Statistical learning refers to a set of methodologies for modeling and understanding data. In this thesis we will present our work for two research problems in statistical learning.

The first research problem is learning Bayesian network structures from data. We will present three different approaches for this learning problem. The first approach is to propose a dynamic programming algorithm that can compute the exact posterior probability of any modular feature of a Bayesian network with any general structure prior. The second approach is to develop a dynamic programming algorithm for obtaining the k best Bayesian network structures and then use these k best network structures to compute the posterior probabilities of hypotheses of interest based on Bayesian model averaging. The third approach is to develop new algorithms to efficiently sample Bayesian network structures according to the exact structure posterior and then use these sampled structures to construct estimators for the posterior of any feature. These three approaches all use dynamic programming techniques to learn Bayesian network structures from data.

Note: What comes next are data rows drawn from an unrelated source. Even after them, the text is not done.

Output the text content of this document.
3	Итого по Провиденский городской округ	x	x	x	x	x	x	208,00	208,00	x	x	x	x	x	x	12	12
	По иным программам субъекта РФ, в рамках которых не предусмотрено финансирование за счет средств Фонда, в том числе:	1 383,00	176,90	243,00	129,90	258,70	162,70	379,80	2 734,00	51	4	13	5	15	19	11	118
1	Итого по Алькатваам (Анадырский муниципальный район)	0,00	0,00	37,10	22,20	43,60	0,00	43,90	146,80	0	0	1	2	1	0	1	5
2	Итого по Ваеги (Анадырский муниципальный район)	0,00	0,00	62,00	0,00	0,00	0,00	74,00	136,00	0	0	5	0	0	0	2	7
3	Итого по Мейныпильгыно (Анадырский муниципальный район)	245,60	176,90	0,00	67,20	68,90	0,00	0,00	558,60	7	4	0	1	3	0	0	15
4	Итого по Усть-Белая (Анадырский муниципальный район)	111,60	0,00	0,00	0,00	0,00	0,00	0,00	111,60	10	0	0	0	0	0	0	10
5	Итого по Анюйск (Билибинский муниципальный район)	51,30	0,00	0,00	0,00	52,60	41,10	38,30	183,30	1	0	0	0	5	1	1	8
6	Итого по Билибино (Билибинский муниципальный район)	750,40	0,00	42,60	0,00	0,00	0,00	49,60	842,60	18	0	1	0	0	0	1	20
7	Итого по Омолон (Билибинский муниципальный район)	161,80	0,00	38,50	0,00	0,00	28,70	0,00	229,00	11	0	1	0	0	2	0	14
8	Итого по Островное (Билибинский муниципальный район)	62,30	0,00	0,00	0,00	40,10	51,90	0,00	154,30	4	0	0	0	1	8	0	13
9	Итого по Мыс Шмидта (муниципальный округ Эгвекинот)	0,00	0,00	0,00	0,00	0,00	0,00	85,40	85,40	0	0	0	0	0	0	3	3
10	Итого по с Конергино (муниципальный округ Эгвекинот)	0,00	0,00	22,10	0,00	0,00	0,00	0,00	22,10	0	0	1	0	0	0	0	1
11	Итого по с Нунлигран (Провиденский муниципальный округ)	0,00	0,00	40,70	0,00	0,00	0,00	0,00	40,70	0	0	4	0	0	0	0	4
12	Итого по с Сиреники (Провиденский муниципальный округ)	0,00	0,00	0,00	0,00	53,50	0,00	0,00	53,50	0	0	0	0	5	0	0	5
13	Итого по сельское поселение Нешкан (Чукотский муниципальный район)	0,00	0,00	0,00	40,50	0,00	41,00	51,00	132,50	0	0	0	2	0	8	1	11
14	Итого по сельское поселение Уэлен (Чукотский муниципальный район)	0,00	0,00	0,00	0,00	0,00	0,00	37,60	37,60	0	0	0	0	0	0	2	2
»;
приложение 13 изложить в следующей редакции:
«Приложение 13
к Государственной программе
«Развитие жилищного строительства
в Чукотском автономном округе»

The second research problem is session identification and analysis for the domain of people search within a professional social network. We will present our work for this research problem based on the data from LinkedIn social network. Two important refinements are proposed to address the drawbacks of the content-based method, one of two main session identification methods commonly used in real applications. We describe the underlying rationale of our refinements and then empirically show that the content-based method equipped with our refinements is able to achieve an excellent identification performance in the domain. Finally, based on our refined content-based session identification method, the corresponding session analysis is performed and the profession-oriented nature of the domain is illustrated.

Wed Jan 01 00:00:00 UTC 2014